Eventually he got it off and began running his mouth again. McVries sighed. "Well, it was nice while it lasted," he said. "I don't suppose…"

"Fuck no," Parker said. He was walking with two warnings. "I've got another idea – dunno if it'll give me a warning, but it seems a bit more… permanent."

McVries just looked at him. "Go for it."

Parker made his way toward Barkovitch who, upon seeing him, sped up. Parker caught up to him nonetheless.

"Hey, Barkovitch."

Barkovitch looked for the tape, saw none, and muttered a hello. Parker grinned and laid a hando n his shoulder. Barkovitch flinched away.
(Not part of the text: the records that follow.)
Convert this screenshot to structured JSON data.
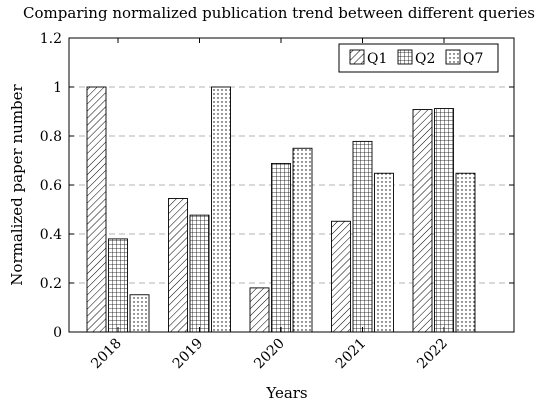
{
  "chart_data": {
    "type": "bar",
    "title": "Comparing normalized publication trend between different queries",
    "xlabel": "Years",
    "ylabel": "Normalized paper number",
    "categories": [
      "2018",
      "2019",
      "2020",
      "2021",
      "2022"
    ],
    "series": [
      {
        "name": "Q1",
        "pattern": "diagonal-hatch",
        "values": [
          1.0,
          0.545,
          0.18,
          0.452,
          0.908
        ]
      },
      {
        "name": "Q2",
        "pattern": "grid",
        "values": [
          0.38,
          0.477,
          0.688,
          0.778,
          0.912
        ]
      },
      {
        "name": "Q7",
        "pattern": "dots",
        "values": [
          0.152,
          1.0,
          0.75,
          0.648,
          0.648
        ]
      }
    ],
    "ylim": [
      0,
      1.2
    ],
    "yticks": [
      "0",
      "0.2",
      "0.4",
      "0.6",
      "0.8",
      "1",
      "1.2"
    ],
    "grid": "horizontal dashed",
    "legend_position": "top-right",
    "colors": {
      "stroke": "#000000",
      "fill": "#ffffff",
      "grid": "#b3b3b3"
    }
  }
}
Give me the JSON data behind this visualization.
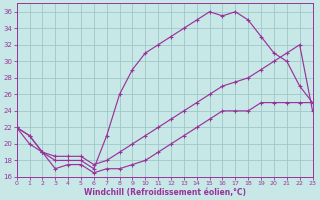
{
  "bg_color": "#c8e8e8",
  "grid_color": "#a0c8c8",
  "line_color": "#993399",
  "xlim": [
    0,
    23
  ],
  "ylim": [
    16,
    37
  ],
  "xtick_vals": [
    0,
    1,
    2,
    3,
    4,
    5,
    6,
    7,
    8,
    9,
    10,
    11,
    12,
    13,
    14,
    15,
    16,
    17,
    18,
    19,
    20,
    21,
    22,
    23
  ],
  "ytick_vals": [
    16,
    18,
    20,
    22,
    24,
    26,
    28,
    30,
    32,
    34,
    36
  ],
  "xlabel": "Windchill (Refroidissement éolien,°C)",
  "series1_x": [
    0,
    1,
    2,
    3,
    4,
    5,
    6,
    7,
    8,
    9,
    10,
    11,
    12,
    13,
    14,
    15,
    16,
    17,
    18,
    19,
    20,
    21,
    22,
    23
  ],
  "series1_y": [
    22,
    20,
    19,
    18,
    18,
    18,
    17,
    21,
    26,
    29,
    31,
    32,
    33,
    34,
    35,
    36,
    35.5,
    36,
    35,
    33,
    31,
    30,
    27,
    25
  ],
  "series2_x": [
    0,
    1,
    2,
    3,
    4,
    5,
    6,
    7,
    8,
    9,
    10,
    11,
    12,
    13,
    14,
    15,
    16,
    17,
    18,
    19,
    20,
    21,
    22,
    23
  ],
  "series2_y": [
    22,
    21,
    19,
    18.5,
    18.5,
    18.5,
    17.5,
    18,
    19,
    20,
    21,
    22,
    23,
    24,
    25,
    26,
    27,
    27.5,
    28,
    29,
    30,
    31,
    32,
    24
  ],
  "series3_x": [
    0,
    1,
    2,
    3,
    4,
    5,
    6,
    7,
    8,
    9,
    10,
    11,
    12,
    13,
    14,
    15,
    16,
    17,
    18,
    19,
    20,
    21,
    22,
    23
  ],
  "series3_y": [
    22,
    21,
    19,
    17,
    17.5,
    17.5,
    16.5,
    17,
    17,
    17.5,
    18,
    19,
    20,
    21,
    22,
    23,
    24,
    24,
    24,
    25,
    25,
    25,
    25,
    25
  ]
}
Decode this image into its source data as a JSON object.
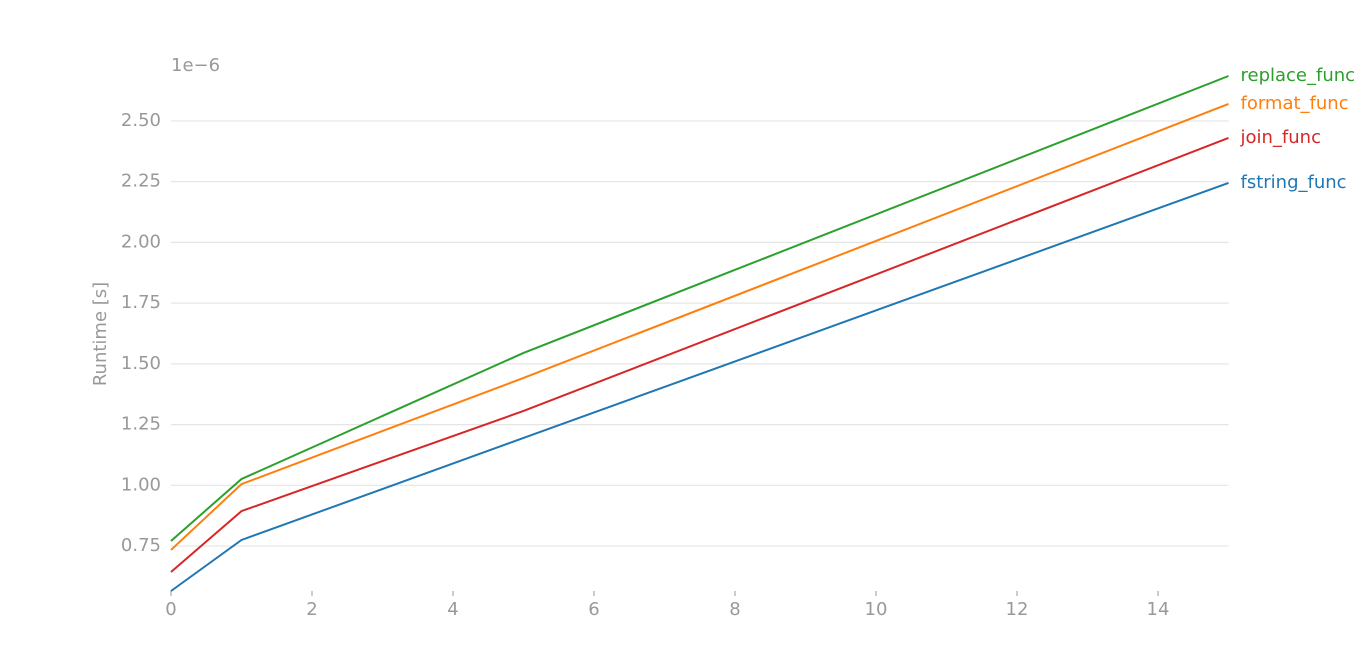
{
  "chart_data": {
    "type": "line",
    "y_label": "Runtime [s]",
    "y_offset_label": "1e−6",
    "x": [
      0,
      1,
      5,
      15
    ],
    "series": [
      {
        "name": "replace_func",
        "color": "#2ca02c",
        "values": [
          0.771,
          1.026,
          1.545,
          2.685
        ]
      },
      {
        "name": "format_func",
        "color": "#ff7f0e",
        "values": [
          0.734,
          1.005,
          1.442,
          2.57
        ]
      },
      {
        "name": "join_func",
        "color": "#d62728",
        "values": [
          0.643,
          0.894,
          1.306,
          2.43
        ]
      },
      {
        "name": "fstring_func",
        "color": "#1f77b4",
        "values": [
          0.565,
          0.775,
          1.195,
          2.245
        ]
      }
    ],
    "xlim": [
      0,
      15
    ],
    "ylim": [
      0.565,
      2.685
    ],
    "xticks": [
      0,
      2,
      4,
      6,
      8,
      10,
      12,
      14
    ],
    "yticks": [
      {
        "value": 0.75,
        "label": "0.75"
      },
      {
        "value": 1,
        "label": "1.00"
      },
      {
        "value": 1.25,
        "label": "1.25"
      },
      {
        "value": 1.5,
        "label": "1.50"
      },
      {
        "value": 1.75,
        "label": "1.75"
      },
      {
        "value": 2,
        "label": "2.00"
      },
      {
        "value": 2.25,
        "label": "2.25"
      },
      {
        "value": 2.5,
        "label": "2.50"
      }
    ],
    "grid": true
  }
}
"Hey, look at me. Oh, and don't stop walking."

"Wasn't planning on it."

"Just warning you about my ruggedly handsome – there you go," Parker said, and, before anyone had time to react, he kissed Barkovitch.

Barkovitch stumbled, but didn't stop walking. Once Parker let go of him, he took off, not saying a word.

Parker, with his newly acquired third warning – the soldiers hadn't been sure whether to give him one, but decided on it anyway, kissing was interference, after all – waited for them to catch up.

Abe was laughing again.

"Why?" McVries asked. Parker just grinned.


Yes, I just wrote a Parkovitch from McVries's POV.

I liked it. :3 This is probably the only happy – if you forget that everyone who stars in it is all dead – Long Walk oneshot I've written.